Nov 02 2017

The Long Winter That Killed the Dinosaurs

ChixulubThere is still a bit of a debate about what, exactly, was responsible for the extinction of the non-avian dinosaurs and 75% of all species on Earth about 65 million years ago (the K-Pg extinction event). There is no question that a large meteor impacted near Chicxulub crater in the Gulf of Mexico at precisely that time, and was certainly responsible for at least some of the extinction. However, volcanism near the Deccan traps in India was also stressing the environment and may have contributed to some degree to the extinction. The debate is really about the relative contribution of these two factors, plus a potential third factor, marine regression.

As a non-expert enthusiast my reading of the consensus of scientific opinion is that the meteor impact was the main cause, perhaps made a bit worse by the pre-existing stressors which were already causing a minor extinction of their own. But the K-Pg event would not have been a mass extinction without the meteor strike.

Adding to this view is a recent analysis that indicates the impact would have caused a devastating continuous subfreezing “winter” from 3-16 years long, enough to make the Starks shiver (sorry for the gratuitous GOT reference). Scientists have been drilling in the Chicxulub crater to learn more about the specific effects of the impact.

I wrote in May of this year that scientists have discovered that the impact threw up large amount of gypsum (calcium sulfate dihydrate). The sulphur this would have thrown up into the atmosphere would have effectively blocked out the sun, reducing photosynthesis and breaking the food chain.

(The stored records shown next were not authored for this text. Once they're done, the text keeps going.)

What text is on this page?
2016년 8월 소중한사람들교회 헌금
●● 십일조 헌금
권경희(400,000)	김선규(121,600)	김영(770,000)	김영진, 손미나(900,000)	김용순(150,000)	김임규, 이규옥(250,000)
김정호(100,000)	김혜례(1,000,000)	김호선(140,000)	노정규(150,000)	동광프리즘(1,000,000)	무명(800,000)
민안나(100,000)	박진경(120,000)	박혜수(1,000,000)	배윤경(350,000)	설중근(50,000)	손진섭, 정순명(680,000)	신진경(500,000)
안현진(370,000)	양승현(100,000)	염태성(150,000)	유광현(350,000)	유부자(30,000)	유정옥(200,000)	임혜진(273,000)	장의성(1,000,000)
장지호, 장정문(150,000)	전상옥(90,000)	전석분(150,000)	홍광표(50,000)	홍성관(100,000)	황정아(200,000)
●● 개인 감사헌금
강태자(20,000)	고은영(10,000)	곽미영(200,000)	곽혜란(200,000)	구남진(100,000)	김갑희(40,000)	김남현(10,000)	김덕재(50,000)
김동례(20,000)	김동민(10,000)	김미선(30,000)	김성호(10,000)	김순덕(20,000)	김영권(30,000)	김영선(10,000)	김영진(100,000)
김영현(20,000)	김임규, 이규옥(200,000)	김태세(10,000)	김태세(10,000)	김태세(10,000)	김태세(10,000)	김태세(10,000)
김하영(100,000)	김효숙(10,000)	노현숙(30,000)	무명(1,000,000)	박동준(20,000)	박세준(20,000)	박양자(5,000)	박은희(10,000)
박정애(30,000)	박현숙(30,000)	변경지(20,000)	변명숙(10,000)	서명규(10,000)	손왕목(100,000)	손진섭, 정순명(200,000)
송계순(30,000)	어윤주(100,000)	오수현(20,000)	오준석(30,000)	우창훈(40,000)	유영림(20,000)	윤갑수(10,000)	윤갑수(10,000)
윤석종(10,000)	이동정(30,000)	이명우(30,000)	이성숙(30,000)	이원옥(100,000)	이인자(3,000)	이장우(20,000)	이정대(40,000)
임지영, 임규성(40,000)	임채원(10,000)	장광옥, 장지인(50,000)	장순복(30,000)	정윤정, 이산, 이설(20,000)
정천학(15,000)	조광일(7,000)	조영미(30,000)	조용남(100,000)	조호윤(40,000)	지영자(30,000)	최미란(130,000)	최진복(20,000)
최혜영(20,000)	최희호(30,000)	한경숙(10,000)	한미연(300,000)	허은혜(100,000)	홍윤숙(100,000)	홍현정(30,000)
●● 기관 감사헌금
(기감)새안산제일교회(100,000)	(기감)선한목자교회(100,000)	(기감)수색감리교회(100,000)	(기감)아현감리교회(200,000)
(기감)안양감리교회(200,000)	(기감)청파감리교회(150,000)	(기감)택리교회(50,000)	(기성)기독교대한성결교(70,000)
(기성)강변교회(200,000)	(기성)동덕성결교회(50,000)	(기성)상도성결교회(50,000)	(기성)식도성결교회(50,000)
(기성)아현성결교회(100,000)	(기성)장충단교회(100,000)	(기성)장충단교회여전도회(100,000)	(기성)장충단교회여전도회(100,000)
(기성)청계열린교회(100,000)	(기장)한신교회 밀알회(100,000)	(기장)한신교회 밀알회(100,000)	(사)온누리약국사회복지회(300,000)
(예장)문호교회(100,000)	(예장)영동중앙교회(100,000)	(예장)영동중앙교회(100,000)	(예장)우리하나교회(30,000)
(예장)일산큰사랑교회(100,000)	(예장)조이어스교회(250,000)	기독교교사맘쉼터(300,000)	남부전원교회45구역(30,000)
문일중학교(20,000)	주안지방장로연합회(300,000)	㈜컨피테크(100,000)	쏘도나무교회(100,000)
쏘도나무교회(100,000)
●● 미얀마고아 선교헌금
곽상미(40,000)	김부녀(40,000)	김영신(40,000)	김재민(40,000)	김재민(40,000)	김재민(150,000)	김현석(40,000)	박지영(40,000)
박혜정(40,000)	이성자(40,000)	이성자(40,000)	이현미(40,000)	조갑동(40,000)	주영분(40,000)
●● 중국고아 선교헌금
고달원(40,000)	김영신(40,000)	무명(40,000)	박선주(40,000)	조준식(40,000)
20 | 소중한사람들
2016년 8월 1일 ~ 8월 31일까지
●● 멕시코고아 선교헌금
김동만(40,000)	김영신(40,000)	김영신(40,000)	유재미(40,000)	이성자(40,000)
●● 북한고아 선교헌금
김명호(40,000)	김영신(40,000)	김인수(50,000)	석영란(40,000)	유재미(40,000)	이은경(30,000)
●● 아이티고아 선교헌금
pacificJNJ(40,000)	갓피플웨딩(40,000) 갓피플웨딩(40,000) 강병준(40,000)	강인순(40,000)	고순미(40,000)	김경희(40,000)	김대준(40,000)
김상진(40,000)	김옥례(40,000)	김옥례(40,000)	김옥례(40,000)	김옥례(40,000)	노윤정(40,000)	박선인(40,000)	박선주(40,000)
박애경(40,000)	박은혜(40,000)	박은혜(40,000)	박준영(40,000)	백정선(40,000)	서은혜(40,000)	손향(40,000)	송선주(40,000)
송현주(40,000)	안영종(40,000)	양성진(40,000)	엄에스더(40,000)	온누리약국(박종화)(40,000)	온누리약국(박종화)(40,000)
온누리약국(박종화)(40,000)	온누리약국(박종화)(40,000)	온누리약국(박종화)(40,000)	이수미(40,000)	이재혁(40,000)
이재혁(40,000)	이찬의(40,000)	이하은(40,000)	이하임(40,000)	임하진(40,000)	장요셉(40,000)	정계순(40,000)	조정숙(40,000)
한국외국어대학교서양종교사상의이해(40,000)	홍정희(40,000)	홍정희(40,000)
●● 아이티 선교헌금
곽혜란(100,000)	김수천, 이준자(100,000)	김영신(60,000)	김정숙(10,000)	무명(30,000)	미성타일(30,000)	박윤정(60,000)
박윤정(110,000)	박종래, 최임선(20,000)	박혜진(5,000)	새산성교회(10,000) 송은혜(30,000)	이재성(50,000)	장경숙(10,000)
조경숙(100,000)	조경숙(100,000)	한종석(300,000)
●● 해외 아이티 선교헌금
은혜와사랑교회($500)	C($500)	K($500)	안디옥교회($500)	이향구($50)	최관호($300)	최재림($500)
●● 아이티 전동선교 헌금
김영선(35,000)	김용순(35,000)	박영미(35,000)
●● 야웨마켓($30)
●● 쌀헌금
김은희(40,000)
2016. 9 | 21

The researchers even speculated that the impact was in the worst possible location, because the shallow seas have a lot of gypsum, which would not have been present on land or in deep ocean.

In addition:

The team’s calculations estimate the quantities ejected upwards at high speed into the upper atmosphere included 325 gigatonnes of sulphur (give or take 130Gt) and perhaps 425Gt of carbon dioxide (plus or minus 160Gt).
The CO2 would eventually have a longer-term warming effect, but the release of so much sulphur, combined with soot and dust, would have had an immediate and very severe cooling effect.

They computer modeled the effect on the climate of this much ejecta and calculated that the Earth would have cooled to subfreezing temperatures for at least 3 years and as long at 16 year. It doesn’t take much imagination to consider the effects on living creatures of such a prolonged freeze.

Except for some large turtles and crocodiles, no tetrapod above 25kg survived the extinction event. There was definitely a size component to which species went extinct, which is why the non-avian dinosaurs were so thoroughly wiped out. This makes sense if the primary problem was the lack of food, which would be cause by the loss of photosynthesis and the long winter. Smaller animals could eek through the event on the scraps that survived, but large animals would not have had enough food to survive.

Nuclear Winter

Some of you may recall that Carl Sagan was vocal in warning the world about the potential for nuclear winter. He argued that a prolonged winter was the likely result of the asteroid impact that killed the dinosaurs, and that a significant nuclear exchange could have the same effect – resulting in a “nuclear winter”.

“Beneath the clouds, virtually all domesticated and wild sources of food would be destroyed,” Sagan says. “Most of the human survivors would starve to death. The extinction of the human species would be a real possibility.”

This was not mere speculation. Sagan and others published a computer simulation of their own, using early climate models, in 1983 in the journal Science. Some even credit Sagan and this argument with calming the cold war. The idea of a nuclear winter potentially wiping out the entire human species was more than even mutually assured destruction. The notion of any significant nuclear exchange became suicide. In other words – it was not possible to “win” a nuclear war. The only possible outcome was extinction (or at least the end of human civilization).

It is interesting that now, 34 years later, the prolonged winter hypothesis is getting such strong support from direct analysis of the crater (which had not even been discovered at the time). It is, in fact, even worse than prior models indicated because of the gypsum/sulphur discovery.

In my mind this also strengthens the argument that the meteor impact was the major cause of the K-Pg extinction.